At the top of her cover story for the National Journal's annual "Women in Washington" issue, Martin leads with the headline, "What I've Left Unsaid." In the piece, Martin gives voice to unique challenges she says women of color face when balancing work and family.

As she tells NPR's Ari Shapiro, her essay was born of her struggle to find a nanny for her children. After interviewing one candidate, she received an unsettling email, which offered a telling glimpse of the obstacles she's encountered.


Interview Highlights

On what the nanny told her, and how that motivated her to write

She says, "What race are you?" Nobody asks that who doesn't have a reason. And so I told her the truth and asked her why it mattered. She said, "Well, I'm not going to work for somebody who's not white."

And this was not when dinosaurs walked the earth, by the way. ... This was just a couple of years ago.

And the National Journal asked me to write a reflection on a piece ... in fact, the most viewed on The Atlantic's website: Anne-Marie Slaughter's piece about why women still can't have it all. They asked me to write reflections on that as a woman of color, and [the nanny] was the first thing that came to my mind.

On why she felt she needed to voice the challenges she's faced as a woman of color in the workplace

I don't want to be too grand about this, but this was my "Letter From Birmingham Jail," OK? Now, people may forget that Martin Luther King's "Letter From Birmingham Jail" was directed to his white clergymen — his fellow clergymen. At the time, they were mostly men, let's assume. And this wasn't aimed at the bad people. ... This was aimed at good people — the good people, his colleagues, who in his view were oblivious to the realities of his life and the lives of the people that he led and for whom he was such an important symbol.

This is really my letter to my colleagues who might be sitting right next to me, or down the hall from me, and don't really think about the challenges that their peers face, and could. If they were to think about those challenges, I think that we would all be better off.

On whether the obstacles facing women of color are primarily racial or economic

It's both. ... People of color particularly — but not exclusively blacks and Latinos — are connected to poverty and to disadvantage in ways that often our white colleagues don't understand. That causes you to have to think about things that they aren't thinking about. And that's the kind of thing that I really feel a need to call attention to. ...

For example, you're called away on a family emergency that has to do with addiction, all right? Or it has to do with a family member being foreclosed upon. You not only have to deal with the substance of that, you have to figure out how you're going to talk about that in a workplace where you think that could be stigmatizing.

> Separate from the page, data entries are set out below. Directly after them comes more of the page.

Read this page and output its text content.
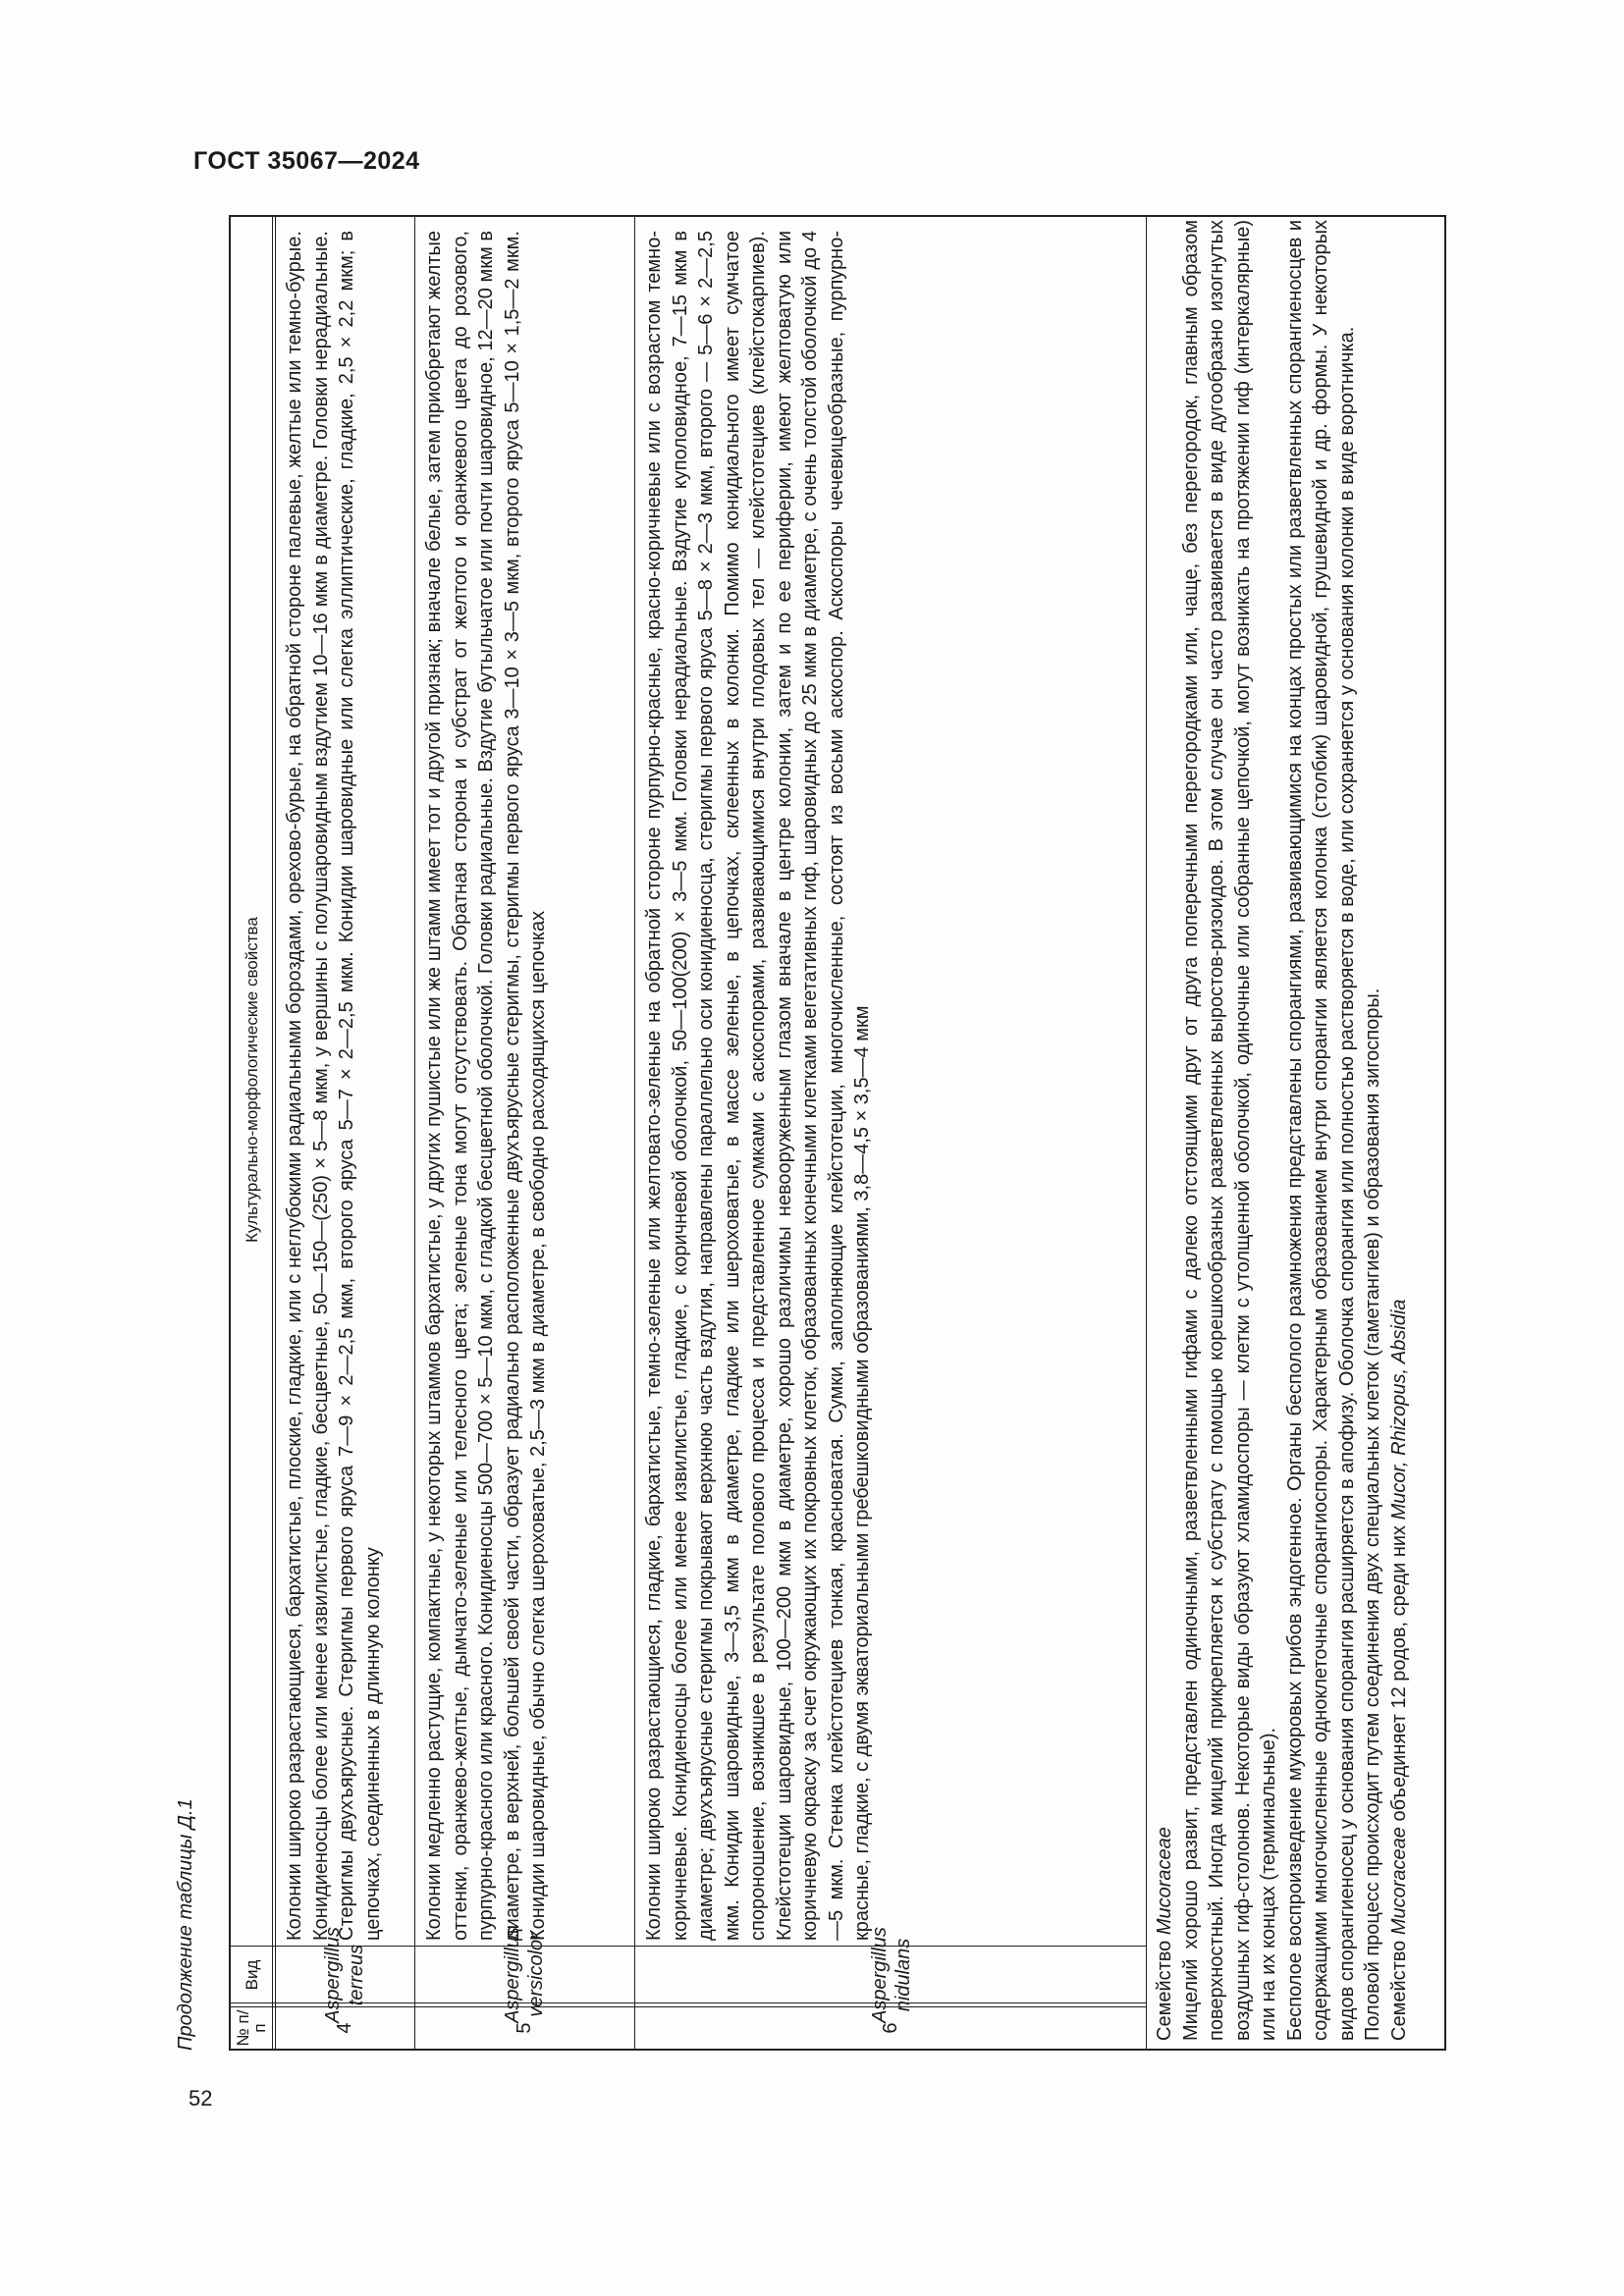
ГОСТ 35067—2024
Продолжение таблицы Д.1 № п/п
Вид
Культурально-морфологические свойства
4
Aspergillus terreus
Колонии широко разрастающиеся, бархатистые, плоские, гладкие, или с неглубокими радиальными бороздами, орехово-бурые, на обратной стороне палевые, желтые или темно-бурые. Конидиеносцы более или менее извилистые, гладкие, бесцветные, 50—150—(250) × 5—8 мкм, у вершины с полушаровидным вздутием 10—16 мкм в диаметре. Головки нерадиальные. Стеригмы двухъярусные. Стеригмы первого яруса 7—9 × 2—2,5 мкм, второго яруса 5—7 × 2—2,5 мкм. Конидии шаровидные или слегка эллиптические, гладкие, 2,5 × 2,2 мкм; в цепочках, соединенных в длинную колонку
5
Aspergillus versicolor
Колонии медленно растущие, компактные, у некоторых штаммов бархатистые, у других пушистые или же штамм имеет тот и другой признак; вначале белые, затем приобретают желтые оттенки, оранжево-желтые, дымчато-зеленые или телесного цвета; зеленые тона могут отсутствовать. Обратная сторона и субстрат от желтого и оранжевого цвета до розового, пурпурно-красного или красного. Конидиеносцы 500—700 × 5—10 мкм, с гладкой бесцветной оболочкой. Головки радиальные. Вздутие бутыльчатое или почти шаровидное, 12—20 мкм в диаметре, в верхней, большей своей части, образует радиально расположенные двухъярусные стеригмы, стеригмы первого яруса 3—10 × 3—5 мкм, второго яруса 5—10 × 1,5—2 мкм. Конидии шаровидные, обычно слегка шероховатые, 2,5—3 мкм в диаметре, в свободно расходящихся цепочках
6
Aspergillus nidulans
Колонии широко разрастающиеся, гладкие, бархатистые, темно-зеленые или желтовато-зеленые на обратной стороне пурпурно-красные, красно-коричневые или с возрастом темно-коричневые. Конидиеносцы более или менее извилистые, гладкие, с коричневой оболочкой, 50—100(200) × 3—5 мкм. Головки нерадиальные. Вздутие куполовидное, 7—15 мкм в диаметре; двухъярусные стеригмы покрывают верхнюю часть вздутия, направлены параллельно оси конидиеносца, стеригмы первого яруса 5—8 × 2—3 мкм, второго — 5—6 × 2—2,5 мкм. Конидии шаровидные, 3—3,5 мкм в диаметре, гладкие или шероховатые, в массе зеленые, в цепочках, склеенных в колонки. Помимо конидиального имеет сумчатое спороношение, возникшее в результате полового процесса и представленное сумками с аскоспорами, развивающимися внутри плодовых тел — клейстотециев (клейстокарпиев). Клейстотеции шаровидные, 100—200 мкм в диаметре, хорошо различимы невооруженным глазом вначале в центре колонии, затем и по ее периферии, имеют желтоватую или коричневую окраску за счет окружающих их покровных клеток, образованных конечными клетками вегетативных гиф, шаровидных до 25 мкм в диаметре, с очень толстой оболочкой до 4—5 мкм. Стенка клейстотециев тонкая, красноватая. Сумки, заполняющие клейстотеции, многочисленные, состоят из восьми аскоспор. Аскоспоры чечевицеобразные, пурпурно-красные, гладкие, с двумя экваториальными гребешковидными образованиями, 3,8—4,5 × 3,5—4 мкм

Семейство Mucoraceae Мицелий хорошо развит, представлен одиночными, разветвленными гифами с далеко отстоящими друг от друга поперечными перегородками или, чаще, без перегородок, главным образом поверхностный. Иногда мицелий прикрепляется к субстрату с помощью корешкообразных разветвленных выростов-ризоидов. В этом случае он часто развивается в виде дугообразно изогнутых воздушных гиф-столонов. Некоторые виды образуют хламидоспоры — клетки с утолщенной оболочкой, одиночные или собранные цепочкой, могут возникать на протяжении гиф (интеркалярные) или на их концах (терминальные). Бесполое воспроизведение мукоровых грибов эндогенное. Органы бесполого размножения представлены спорангиями, развивающимися на концах простых или разветвленных спорангиеносцев и содержащими многочисленные одноклеточные спорангиоспоры. Характерным образованием внутри спорангии является колонка (столбик) шаровидной, грушевидной и др. формы. У некоторых видов спорангиеносец у основания спорангия расширяется в апофизу. Оболочка спорангия или полностью растворяется в воде, или сохраняется у основания колонки в виде воротничка. Половой процесс происходит путем соединения двух специальных клеток (гаметангиев) и образования зигоспоры. Семейство Mucoraceae объединяет 12 родов, среди них Mucor, Rhizopus, Absidia

52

Her response to those who argue that marriage is an answer to poverty

Marriage is not necessarily a hedge against poverty. During the recent recession, black college-educated men had twice the unemployment rate as white college-educated men. The unemployment rate at the height of the recession for white college-educated men was 4 percent. For black men it was 8 percent. ... The mechanisms that hedge against poverty for some groups don't necessarily work for other groups.

So, yes, I do have a wonderful husband and great kids, and I'm very grateful for my professional opportunities and the fact that I can sort of tell these stories. But part of the reason I'm telling this story [is] for the people who don't have access to this microphone — because it has to be said.

On her response to claims that women can't have it all

It's hard! I mean, I think this is one reason, again, I'm grateful to Anne-Marie Slaughter and the other high-profile white women who opened the door to this conversation.

But what I'm also saying is: We are all connected to each other. I understand that there are struggles that they're having, but I'd like them to consider, and other people to consider, the struggles that people have who don't have those [race-based] advantages. And some of those advantages are deep and profound; this is not just a matter of personal choice.